Tennessee-born writer James Agee died suddenly in 1955, leaving his wife, three young children, and about $450. Oh, and the manuscript of an autobiographical novel. This dealt with the loss of his father, who died in an auto accident when Agee was 6 years old. Editor David McDowell, a family friend and the Agee trustee, wished to help Agee's children, and so he assembled the manuscript for publication. Quite effectively, it turned out. A Death in the Family — the title McDowell provided — won the Pulitzer Prize in 1958. In the novel's preface, McDowell wrote that it appeared "exactly as [Agee] wrote it."

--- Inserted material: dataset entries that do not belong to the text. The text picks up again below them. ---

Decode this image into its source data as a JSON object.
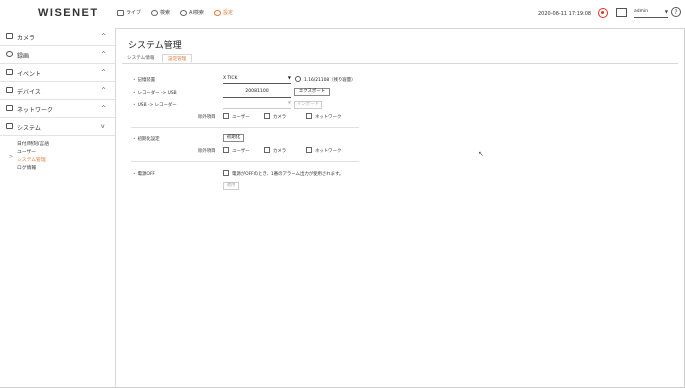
{
  "header": {
    "logo": "WISENET",
    "nav": [
      {
        "label": "ライブ",
        "icon": "monitor-icon"
      },
      {
        "label": "検索",
        "icon": "search-icon"
      },
      {
        "label": "AI検索",
        "icon": "ai-search-icon"
      },
      {
        "label": "設定",
        "icon": "settings-icon"
      }
    ],
    "datetime": "2020-06-11 17:19:08",
    "user": "admin",
    "help": "?"
  },
  "sidebar": {
    "menus": [
      {
        "label": "カメラ",
        "icon": "camera-icon",
        "chevron": "^"
      },
      {
        "label": "録画",
        "icon": "record-icon",
        "chevron": "^"
      },
      {
        "label": "イベント",
        "icon": "event-icon",
        "chevron": "^"
      },
      {
        "label": "デバイス",
        "icon": "device-icon",
        "chevron": "^"
      },
      {
        "label": "ネットワーク",
        "icon": "network-icon",
        "chevron": "^"
      },
      {
        "label": "システム",
        "icon": "system-icon",
        "chevron": "v"
      }
    ],
    "system_items": [
      "日付/時刻/言語",
      "ユーザー",
      "システム管理",
      "ログ情報"
    ]
  },
  "main": {
    "title": "システム管理",
    "tabs": [
      "システム情報",
      "設定管理"
    ],
    "storage_label": "記憶装置",
    "storage_value": "X TICK",
    "storage_capacity": "1.16/21108（残り容量）",
    "recorder_to_usb_label": "レコーダー -> USB",
    "export_filename": "20081100",
    "export_button": "エクスポート",
    "usb_to_recorder_label": "USB -> レコーダー",
    "import_button": "インポート",
    "exclude_label": "除外項目",
    "exclude_options": [
      "ユーザー",
      "カメラ",
      "ネットワーク"
    ],
    "init_label": "初期化設定",
    "init_button": "初期化",
    "power_label": "電源OFF",
    "power_desc": "電源がOFFのとき、1番のアラーム出力が使用されます。",
    "apply_button": "適用"
  }
}
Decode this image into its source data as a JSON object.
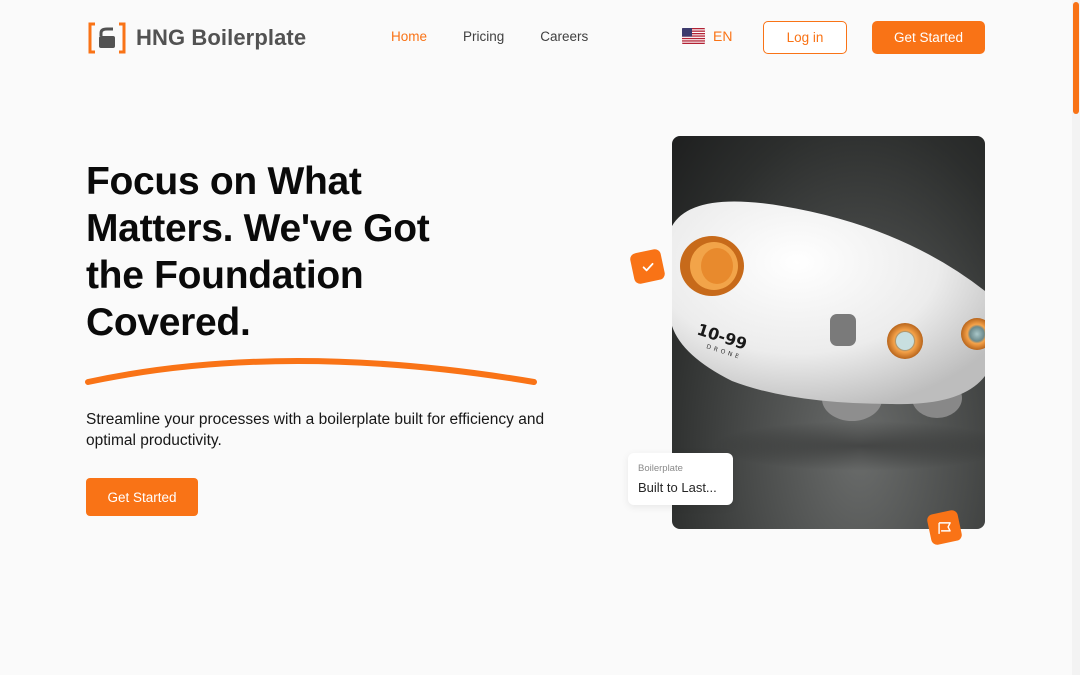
{
  "brand": {
    "name": "HNG Boilerplate",
    "accent": "#f97316"
  },
  "nav": {
    "links": [
      {
        "label": "Home",
        "active": true
      },
      {
        "label": "Pricing",
        "active": false
      },
      {
        "label": "Careers",
        "active": false
      }
    ],
    "language": "EN",
    "login_label": "Log in",
    "get_started_label": "Get Started"
  },
  "hero": {
    "headline_lines": [
      "Focus on What",
      "Matters. We've Got",
      "the Foundation",
      "Covered."
    ],
    "subtitle": "Streamline your processes with a boilerplate built for efficiency and optimal productivity.",
    "cta_label": "Get Started"
  },
  "image_card": {
    "small_label": "Boilerplate",
    "main_label": "Built to Last..."
  },
  "product_print": {
    "model": "10-99",
    "sub": "DRONE"
  },
  "icons": [
    "logo-mark",
    "us-flag-icon",
    "check-icon",
    "flag-icon"
  ]
}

Nearly 50 years later, the James Agee Trust opened its archives to scholarly inspection. There Michael A. Lofaro, a University of Tennessee professor of English, discovered substantial portions of A Death in the Family that didn't make McDowell's cut. With the blessing of the Agee Trust, Lofaro put together another version of Agee's classic, which hit the shelves last year.
In the preface to the restored edition, Lofaro contends that McDowell left more than 10 chapters out and disrupted Agee's planned sequence, transforming a straight narrative into a story with flashbacks and dream sequences. Lofaro insists that Agee intended a straight chronology, and provides the following excerpt of Agee's notes on the book as evidence: "Maximum simple: Just the story of my relation with my father and, through that, as thorough as possible an image of him: winding into other things on the way but never dwelling on them." Another Agee snippet states: "[This book] Begins with my first remembrance; ends the evening of his burial." This says nothing of what Agee planned for the pages between the beginning and end, and the readers who bother with Lofaro's introduction will come away convinced only that academics shouldn't nitpick when there's beautiful art to look at.

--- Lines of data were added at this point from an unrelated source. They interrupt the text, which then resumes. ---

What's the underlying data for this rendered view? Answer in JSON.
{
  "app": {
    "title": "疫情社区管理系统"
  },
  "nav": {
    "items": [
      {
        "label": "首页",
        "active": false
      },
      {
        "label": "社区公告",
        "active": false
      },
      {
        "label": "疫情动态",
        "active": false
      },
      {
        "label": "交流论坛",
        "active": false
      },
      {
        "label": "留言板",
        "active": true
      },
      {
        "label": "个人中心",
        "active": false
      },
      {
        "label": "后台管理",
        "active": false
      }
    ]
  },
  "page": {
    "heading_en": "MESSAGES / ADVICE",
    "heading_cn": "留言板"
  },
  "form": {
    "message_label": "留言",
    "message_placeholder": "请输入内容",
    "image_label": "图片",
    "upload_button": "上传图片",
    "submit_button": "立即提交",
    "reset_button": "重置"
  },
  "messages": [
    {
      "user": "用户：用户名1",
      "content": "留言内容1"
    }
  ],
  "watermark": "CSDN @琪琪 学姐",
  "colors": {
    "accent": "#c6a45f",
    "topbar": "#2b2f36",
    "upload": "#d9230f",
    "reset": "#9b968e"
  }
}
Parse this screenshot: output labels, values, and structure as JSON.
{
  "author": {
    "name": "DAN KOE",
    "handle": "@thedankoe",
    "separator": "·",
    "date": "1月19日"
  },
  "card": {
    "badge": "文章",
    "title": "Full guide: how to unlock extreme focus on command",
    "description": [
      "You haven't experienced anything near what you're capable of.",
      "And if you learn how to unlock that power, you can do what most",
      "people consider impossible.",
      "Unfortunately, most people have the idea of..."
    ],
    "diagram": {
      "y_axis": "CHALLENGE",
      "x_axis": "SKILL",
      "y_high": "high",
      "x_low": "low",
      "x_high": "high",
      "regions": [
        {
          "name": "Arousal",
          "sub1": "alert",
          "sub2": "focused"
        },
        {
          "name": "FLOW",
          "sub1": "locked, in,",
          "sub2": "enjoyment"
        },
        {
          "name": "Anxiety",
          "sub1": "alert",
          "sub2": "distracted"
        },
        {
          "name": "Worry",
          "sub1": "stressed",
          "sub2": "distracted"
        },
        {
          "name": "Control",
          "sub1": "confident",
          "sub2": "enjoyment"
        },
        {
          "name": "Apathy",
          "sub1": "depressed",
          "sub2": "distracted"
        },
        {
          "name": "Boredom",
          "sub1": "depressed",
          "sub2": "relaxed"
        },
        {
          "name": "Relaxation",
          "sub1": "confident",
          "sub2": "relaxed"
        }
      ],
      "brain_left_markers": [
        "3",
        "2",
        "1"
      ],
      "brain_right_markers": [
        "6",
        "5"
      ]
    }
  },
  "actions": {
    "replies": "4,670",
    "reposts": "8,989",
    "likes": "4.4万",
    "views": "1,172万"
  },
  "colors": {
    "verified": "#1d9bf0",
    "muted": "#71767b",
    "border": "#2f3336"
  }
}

The restoration project needs no justification, because more Agee is a wonderful gift. We should be grateful for Lofaro's excavation. Lofaro the editor presents the novel without academic interruption, saving his scholarly commentary for the 200 pages of appendices. The story flows along smoothly in chronological order. The reason to buy the restored text, though, is just that: the restored text. The 10 or so chapters that McDowell axed and the substantial amounts of material that he omitted from the chapters originally included enhance
A Death in the Family.
Agee writes about himself, "Rufus," as a young boy in East Tennessee. Agee's sharp details bring the reader practically into Rufus' brogans. You feel his dizzy joy aboard the merry-go-round in Knoxville's Chilhowee Park, his wounded disappointment at his father's praise of his intelligence (Rufus would prefer recognition for bravery, and understands that this would come first if it would at all), and you can smell the hickory and oak smoke that clings to the quilt pinned to his mama's shoulders on a cool evening.
But this is a story of and about death, and death hangs heavily over Rufus, and over Agee. The merry-go-round, Rufus' sporty new cap, and a ride in the new family car, written so sweetly, still tighten the knot in your throat, because you know, like Agee knew, that it's coming. We just don't know when.